Although the hypofractionation schedule for prostate cancer appears more attractive than conventional fractionation, the experience of using hypofractionation with total equivalent doses of 78–80 Gy has been limited.

These limited data are from a randomized Phase III trial comparing a conventional fractionation regimen of 80 Gy given in 2-Gy fractions with a hypofractionation regimen of 62 Gy given in 20 fractions of 3.1 Gy/d [7], a nonrandomized study of hypofractionation vs. conventional fractionation delivered using 3D conformal radiotherapy technique [8], and a few other Phase I-II reports using image guide radiotherapy (IGRT) or intensity-modulated radiotherapy (IMRT) [911].

In order to compare two-fractionation regimens of radiotherapy in prostate cancer patients, we compared a high dose hypofractionation schedule (69 Gy/ 23 fractions) with conventional fractionation (78 Gy/39 fractions). This report summarizes the acute genitourinary and gastrointestinal side effects for all patients included in our prospective nonrandomized study, comparing conventional or hypofractionated RT.

Material and methods

It is a prospective study conducted after the approval of the institutional review board.
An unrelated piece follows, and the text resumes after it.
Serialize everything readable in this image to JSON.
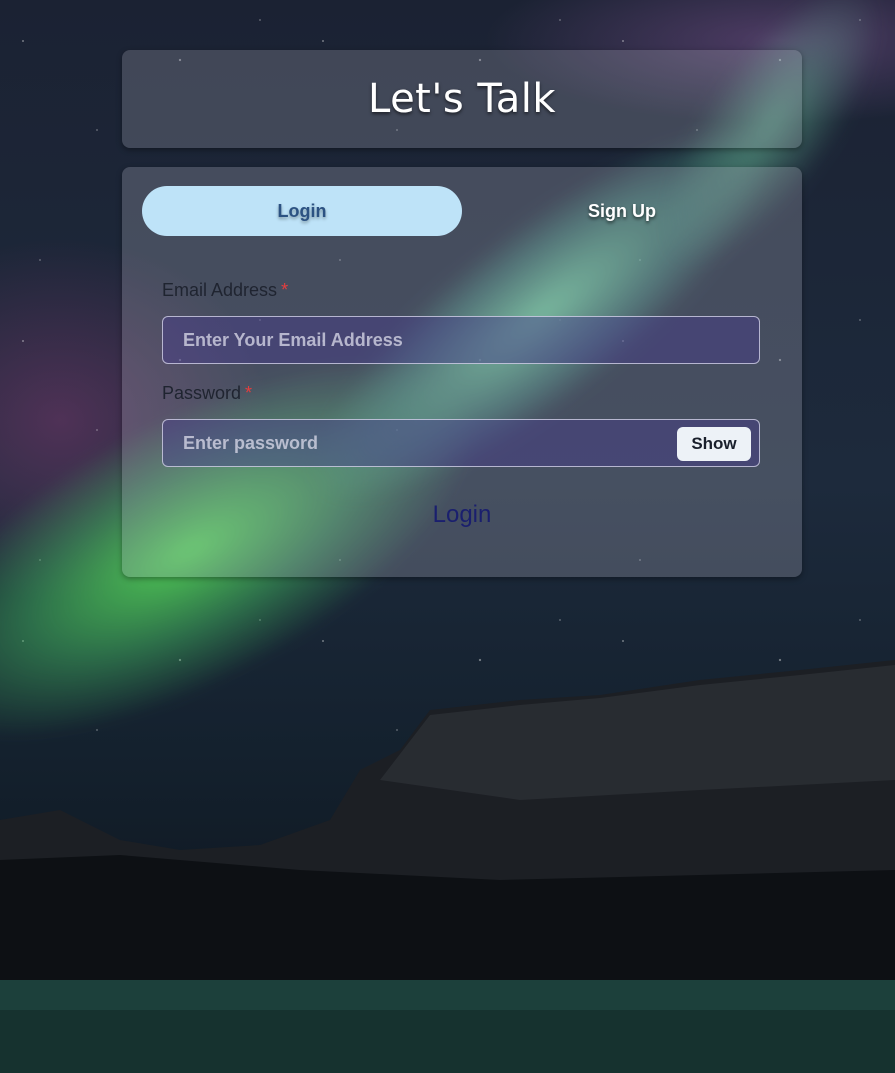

The study population consisted of 217 patients with localized prostate cancer, who were treated between November 2009 and January 2011, with patients selected into two arms. Patients in C-Arm received conventional radiotherapy and those in H-Arm received hypofractionated radiotherapy, both treatments with conformal technique.

Evaluation

The pretreatment evaluation consisted of a full history, with special emphasis on pretreatment urinary and rectal symptoms, and a physical examination. The prognostic groups were defined as follows: low risk, Stage T1-T2a, Gleason score <7, and initial prostate-specific antigen (iPSA) level <10 ng/mL; intermediate risk, Stage T1-T2b, Gleason score <7, and iPSA level of 10–19.9 ng/mL or Stage T1-T2b, Gleason score 7, and iPSA <20 ng/mL; and high risk, Stage T3, Gleason score 8–10, or iPSA >20 ng/mL. Patients with metastases were excluded this trial.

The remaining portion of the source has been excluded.